La SAS ABBOTT France est condamnée à payer à Monsieur X la somme de 44.825,51 € à titre de rappel sur participation, étant précisé que la somme portera intérêts au taux légal à compter du 9 juillet 2013, date de réception par la SARL ABBOTT France de la convocation devant le bureau de conciliation.
Sur le fondement de l’article L. 1343-2 du code civil, les intérêts seront capitalisés dès qu’ils seront dus pour une année entière.

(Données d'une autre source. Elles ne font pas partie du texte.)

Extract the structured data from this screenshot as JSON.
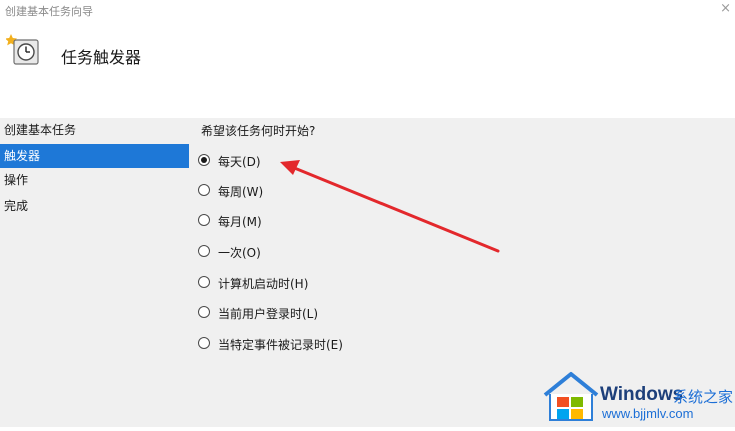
{
  "window": {
    "title": "创建基本任务向导",
    "close_glyph": "×"
  },
  "header": {
    "title": "任务触发器",
    "icon": "task-clock-icon"
  },
  "nav": {
    "items": [
      {
        "label": "创建基本任务",
        "selected": false
      },
      {
        "label": "触发器",
        "selected": true
      },
      {
        "label": "操作",
        "selected": false
      },
      {
        "label": "完成",
        "selected": false
      }
    ]
  },
  "main": {
    "question": "希望该任务何时开始?",
    "options": [
      {
        "label": "每天(D)",
        "checked": true
      },
      {
        "label": "每周(W)",
        "checked": false
      },
      {
        "label": "每月(M)",
        "checked": false
      },
      {
        "label": "一次(O)",
        "checked": false
      },
      {
        "label": "计算机启动时(H)",
        "checked": false
      },
      {
        "label": "当前用户登录时(L)",
        "checked": false
      },
      {
        "label": "当特定事件被记录时(E)",
        "checked": false
      }
    ]
  },
  "annotation": {
    "arrow_color": "#e3282c"
  },
  "watermark": {
    "brand": "Windows",
    "site_name": "系统之家",
    "url": "www.bjjmlv.com"
  },
  "colors": {
    "selection": "#1e78d7",
    "content_bg": "#f0f0f0",
    "watermark_text": "#1d6fd6"
  }
}
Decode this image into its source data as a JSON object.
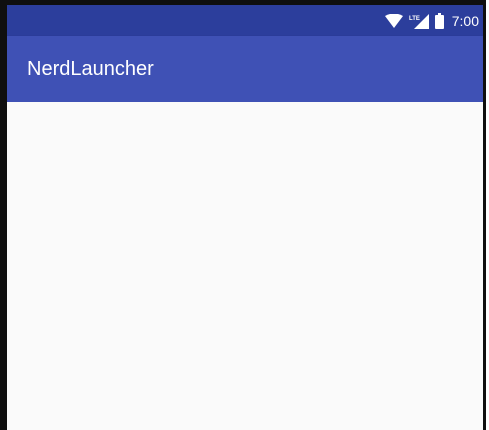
{
  "status_bar": {
    "time": "7:00",
    "network_label": "LTE",
    "icons": [
      "wifi-icon",
      "cellular-signal-icon",
      "battery-icon"
    ],
    "color": "#2c3e9c"
  },
  "app_bar": {
    "title": "NerdLauncher",
    "color": "#3f51b5"
  },
  "content": {
    "background": "#fafafa",
    "items": []
  }
}
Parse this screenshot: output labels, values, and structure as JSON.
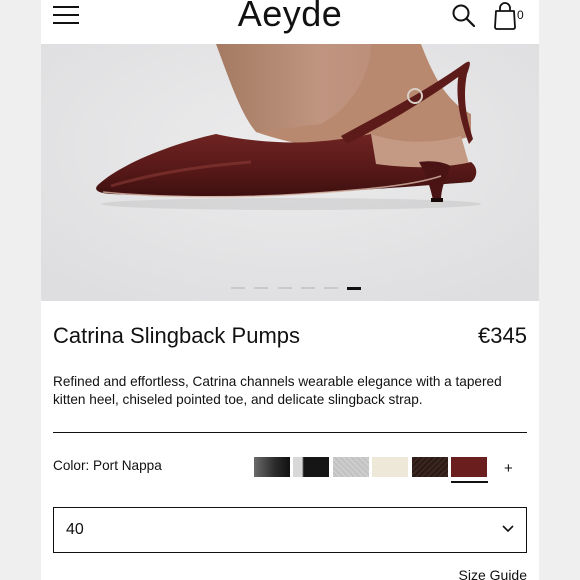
{
  "header": {
    "logo": "Aeyde",
    "bag_count": "0",
    "icons": [
      "menu-icon",
      "search-icon",
      "shopping-bag-icon"
    ]
  },
  "hero": {
    "image": "burgundy-slingback-pump-photo",
    "carousel_slides": 6,
    "carousel_active_index": 5
  },
  "product": {
    "title": "Catrina Slingback Pumps",
    "price": "€345",
    "description": "Refined and effortless, Catrina channels wearable elegance with a tapered kitten heel, chiseled pointed toe, and delicate slingback strap."
  },
  "color": {
    "label": "Color: Port Nappa",
    "swatches": [
      {
        "name": "grey-black",
        "color": "#3a3a3a"
      },
      {
        "name": "black",
        "color": "#151515"
      },
      {
        "name": "light-grey",
        "color": "#c9c9c9"
      },
      {
        "name": "cream",
        "color": "#eee8d8"
      },
      {
        "name": "dark-brown",
        "color": "#3b2720"
      },
      {
        "name": "port",
        "color": "#6b1e1e"
      }
    ],
    "selected_index": 5,
    "more_label": "+"
  },
  "size": {
    "selected": "40"
  },
  "links": {
    "size_guide": "Size Guide"
  }
}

La SAS ABBOTT France est condamnée aux dépens.
Pour faire valoir ses droits, Monsieur X a dû engager des frais non compris dans les dépens. La SAS ABBOTT France est condamnée à lui payer la somme de 2.000 € sur le fondement de l’article 700 du Code de procédure civile. Le jugement déféré est confirmé en ce qu’il a condamné à ce titre la SAS ABBOTT France au paiement de la somme de 1.000 €.
PAR CES MOTIFS
Infirme le jugement en ce qu’il a condamné la SAS ABBOTT France à payer à Monsieur Z X la somme de 57.645,56 € à titre de rappel sur les indemnités de rupture,
Statuant à nouveau sur cette disposition et y ajoutant,
Déboute Monsieur X de sa demande à titre de rappel d’indemnités de rupture,
Condamne la SAS ABBOTT France à payer à Monsieur X les sommes suivantes:
— 5.000 € à titre de dommages et intérêts pour défaut d’information,
— 44.825,51 € à titre de rappel sur la participation,
Dit que la somme accordée à titre de rappel de participation portera intérêts au taux légal à compter du 9 juillet 2013 et les dommages et intérêts à compter de la présente décision et la créance indemnitaire à compter de la présente décision,
Dit que les intérêts seront capitalisés dès qu’ils seront dus pour une année entière,
Déboute Monsieur X du surplus de ses demandes,
Condamne la SAS ABBOTT France aux dépens et au paiement à Monsieur X de la somme de 2.000 € sur le fondement de l’article 700 du code de procédure civile.